Boeing dipastikan akan terkena dampak yang lebih besar dari perang dagang dibandingkan dengan Airbus sebab Presiden Trump tidak mengecualikan sektor dirgantara. Airbus hanya akan terkena tarif sektoral untuk kegiatan produksi di Final Assembly Line (FAL) Mobile, Alabama, sementara Boeing yang berbasis di Amerika Serikat mempunyai jaringan pemasok parts, komponen dan engines dari luar negeri.

Sebagai ilustrasi, Boeing B737 MAX mengadopsi engine LEAP 1B buatan CFM International yang merupakan joint venture Safran Aircraft Engines dan GE Aerospace, di mana fan dan low pressure turbine diproduksi oleh Safran. Bila fan dan low pressure turbine tersebut dikenakan tarif sektoral oleh Amerika Serikat, apakah Boeing masih akan menjual B737 MAX kepada konsumen dengan harga lama?

CFM International merupakan salah satu cerita sukses kemitraan industri dirgantara dan pertahanan global yang telah berlangsung sejak 1970-an. Kemitraan industri terus berkembang di dunia sejak era tersebut hingga saat ini yang antara lain didorong globalisasi ekonomi dunia sehingga ketergantungan antar negara semakin kuat.

Bentuk kemitraan bukan semata joint venture yang bersifat tetap dan bersifat jangka panjang, namun juga kemitraan longgar yang berjangka pendek. Kemitraan longgar dapat mengambil bentuk konsorsium atau bentuk lainnya dengan fokus pada produk tertentu saja.

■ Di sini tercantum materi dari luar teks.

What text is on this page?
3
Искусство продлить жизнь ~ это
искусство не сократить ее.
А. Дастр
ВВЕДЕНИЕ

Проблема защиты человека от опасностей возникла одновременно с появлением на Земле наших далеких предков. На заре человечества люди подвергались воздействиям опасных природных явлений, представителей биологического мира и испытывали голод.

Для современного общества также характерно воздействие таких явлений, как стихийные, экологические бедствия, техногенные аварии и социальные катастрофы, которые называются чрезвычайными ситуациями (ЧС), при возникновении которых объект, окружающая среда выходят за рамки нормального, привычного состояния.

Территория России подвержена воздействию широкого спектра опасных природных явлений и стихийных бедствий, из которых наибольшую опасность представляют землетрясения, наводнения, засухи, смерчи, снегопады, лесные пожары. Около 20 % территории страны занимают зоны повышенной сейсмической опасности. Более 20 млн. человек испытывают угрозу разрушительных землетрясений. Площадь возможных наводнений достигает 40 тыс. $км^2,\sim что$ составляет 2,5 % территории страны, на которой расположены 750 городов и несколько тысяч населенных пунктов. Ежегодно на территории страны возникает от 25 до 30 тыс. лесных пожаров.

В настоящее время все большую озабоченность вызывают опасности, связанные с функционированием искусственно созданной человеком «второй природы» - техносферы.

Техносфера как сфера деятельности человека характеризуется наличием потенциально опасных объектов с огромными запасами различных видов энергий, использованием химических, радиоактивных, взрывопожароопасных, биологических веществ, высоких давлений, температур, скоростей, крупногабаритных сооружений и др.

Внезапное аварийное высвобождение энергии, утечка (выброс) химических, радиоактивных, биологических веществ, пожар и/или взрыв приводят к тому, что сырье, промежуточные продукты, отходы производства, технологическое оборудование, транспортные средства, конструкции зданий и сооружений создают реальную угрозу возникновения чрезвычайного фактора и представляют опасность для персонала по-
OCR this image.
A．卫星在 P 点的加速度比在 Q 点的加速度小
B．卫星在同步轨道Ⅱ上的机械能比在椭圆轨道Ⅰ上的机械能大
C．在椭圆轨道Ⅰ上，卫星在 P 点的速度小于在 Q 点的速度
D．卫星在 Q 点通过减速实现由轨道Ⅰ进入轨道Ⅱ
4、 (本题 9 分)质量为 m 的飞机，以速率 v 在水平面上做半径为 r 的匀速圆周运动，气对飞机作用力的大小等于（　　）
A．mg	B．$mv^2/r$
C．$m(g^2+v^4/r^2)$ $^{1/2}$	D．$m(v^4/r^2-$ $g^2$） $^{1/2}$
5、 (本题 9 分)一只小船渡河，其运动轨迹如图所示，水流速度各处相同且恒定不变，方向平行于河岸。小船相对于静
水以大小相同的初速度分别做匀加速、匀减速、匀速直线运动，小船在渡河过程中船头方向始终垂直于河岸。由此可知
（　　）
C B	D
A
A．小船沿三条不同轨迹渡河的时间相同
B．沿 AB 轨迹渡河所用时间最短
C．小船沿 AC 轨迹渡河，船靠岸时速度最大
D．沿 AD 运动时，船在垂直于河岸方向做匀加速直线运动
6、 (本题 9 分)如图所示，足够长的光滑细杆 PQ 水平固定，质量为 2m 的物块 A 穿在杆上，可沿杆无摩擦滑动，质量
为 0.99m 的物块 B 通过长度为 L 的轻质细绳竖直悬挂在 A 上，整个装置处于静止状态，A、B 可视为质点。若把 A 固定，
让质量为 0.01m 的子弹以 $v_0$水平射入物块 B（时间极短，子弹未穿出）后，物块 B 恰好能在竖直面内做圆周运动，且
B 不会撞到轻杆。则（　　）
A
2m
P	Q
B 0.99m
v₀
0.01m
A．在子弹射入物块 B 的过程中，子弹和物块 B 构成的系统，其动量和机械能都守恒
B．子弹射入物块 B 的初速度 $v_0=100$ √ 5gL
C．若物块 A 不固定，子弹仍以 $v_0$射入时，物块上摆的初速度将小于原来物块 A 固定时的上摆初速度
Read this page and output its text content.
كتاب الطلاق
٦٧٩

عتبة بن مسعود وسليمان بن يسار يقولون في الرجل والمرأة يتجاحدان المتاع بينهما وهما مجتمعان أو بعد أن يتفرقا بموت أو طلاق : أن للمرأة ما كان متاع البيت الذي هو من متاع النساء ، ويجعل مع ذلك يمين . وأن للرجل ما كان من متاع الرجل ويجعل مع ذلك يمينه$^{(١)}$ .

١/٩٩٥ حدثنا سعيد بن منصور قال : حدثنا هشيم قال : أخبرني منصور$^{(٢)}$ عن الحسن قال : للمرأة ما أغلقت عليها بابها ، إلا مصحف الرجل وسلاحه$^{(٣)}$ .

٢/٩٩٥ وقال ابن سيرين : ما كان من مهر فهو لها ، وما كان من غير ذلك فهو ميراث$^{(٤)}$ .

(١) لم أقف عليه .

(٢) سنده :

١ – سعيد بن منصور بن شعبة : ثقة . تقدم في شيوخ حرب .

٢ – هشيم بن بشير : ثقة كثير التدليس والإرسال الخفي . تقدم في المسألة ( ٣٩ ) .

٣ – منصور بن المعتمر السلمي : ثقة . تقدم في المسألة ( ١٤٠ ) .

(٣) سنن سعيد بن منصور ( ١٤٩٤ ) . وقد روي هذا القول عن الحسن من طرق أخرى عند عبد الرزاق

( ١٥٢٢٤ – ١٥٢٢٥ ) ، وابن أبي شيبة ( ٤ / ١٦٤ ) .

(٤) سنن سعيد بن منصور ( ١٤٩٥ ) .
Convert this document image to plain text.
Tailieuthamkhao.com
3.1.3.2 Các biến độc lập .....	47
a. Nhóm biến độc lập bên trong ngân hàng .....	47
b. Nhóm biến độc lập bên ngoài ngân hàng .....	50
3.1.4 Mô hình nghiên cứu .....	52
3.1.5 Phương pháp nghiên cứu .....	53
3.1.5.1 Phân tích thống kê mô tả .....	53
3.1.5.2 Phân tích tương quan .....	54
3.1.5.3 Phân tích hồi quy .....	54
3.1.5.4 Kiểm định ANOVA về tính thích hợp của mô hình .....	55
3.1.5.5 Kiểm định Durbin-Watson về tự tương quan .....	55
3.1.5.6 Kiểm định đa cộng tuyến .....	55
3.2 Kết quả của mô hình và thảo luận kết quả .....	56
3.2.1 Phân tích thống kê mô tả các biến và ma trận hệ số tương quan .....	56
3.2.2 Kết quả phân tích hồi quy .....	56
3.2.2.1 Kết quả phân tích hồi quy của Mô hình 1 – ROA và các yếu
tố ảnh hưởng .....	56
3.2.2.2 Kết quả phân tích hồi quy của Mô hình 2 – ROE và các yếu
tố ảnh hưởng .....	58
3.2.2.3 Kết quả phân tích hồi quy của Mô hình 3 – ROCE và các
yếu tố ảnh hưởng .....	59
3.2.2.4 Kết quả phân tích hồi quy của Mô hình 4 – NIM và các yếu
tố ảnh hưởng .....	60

Kebijakan unilateral menyangkut tarif yang diterapkan oleh Presiden Trump merusak kemitraan ekonomi dan politik global yang secara ironis diinisiasi oleh Amerika Serikat sejak tahun 1970-an. Amerika Serikat selama ini telah diuntungkan dengan kemitraan industri dirgantara dan pertahanan, termasuk pada produksi pesawat tempur.

Program F-35 tidak akan sukses tanpa partisipasi BAE Systems seperti mitra utama Lockheed Martin, di samping suplai dana, parts dan komponen oleh sejumlah negara yang berpartisipasi dalam program jet tempur generasi kelima tersebut. Langkah Presiden Trump yang menjatuhkan tarif universal, tarif resiprokal dan tarif sektoral tanpa pandang bulu kepada semua negara menggerus kepercayaan para sekutu dan mitra bahwa Amerika Serikat adalah pihak yang dapat diandalkan.

Saat ini banyak ketidakpastian terkait kemitraan industri dirgantara dan pertahanan sebagai akibat perang dagang yang dipicu oleh Presiden Trump. Misalnya apakah Amerika Serikat akan mengenakan pajak pada seluruh nilai pesawat, engine dan komponen yang diimpor ataukah hanya pada kandungan luar negeri saja?

Apakah Uni Eropa akan mengumumkan tarif resiprokal yang mencakup terkait dengan produk dirgantara sebagai balasan terhadap Amerika Serikat? Satu hal yang pasti, terdapat maskapai penerbangan niaga Amerika Serikat yang akan menunda penerimaan pesawat buatan Airbus bila terdapat pengenaan tarif pada pesawat tersebut.

Terkait dengan perang dagang, tidak ada kemitraan industri dirgantara dan pertahanan yang signifikan antara Indonesia dan Amerika Serikat karena kemitraan yang terjalin selalu bersifat sementara dan berjangka pendek.

Akan tetapi Indonesia yang mencoba berunding dengan Amerika Serikat agar memberikan rabat terhadap tarif resiprokal 32 persen hendaknya mempertimbangkan pula aspek perniagaan di bidang dirgantara dan pertahanan sebagai salah satu komoditas untuk memperkecil defisit dagang.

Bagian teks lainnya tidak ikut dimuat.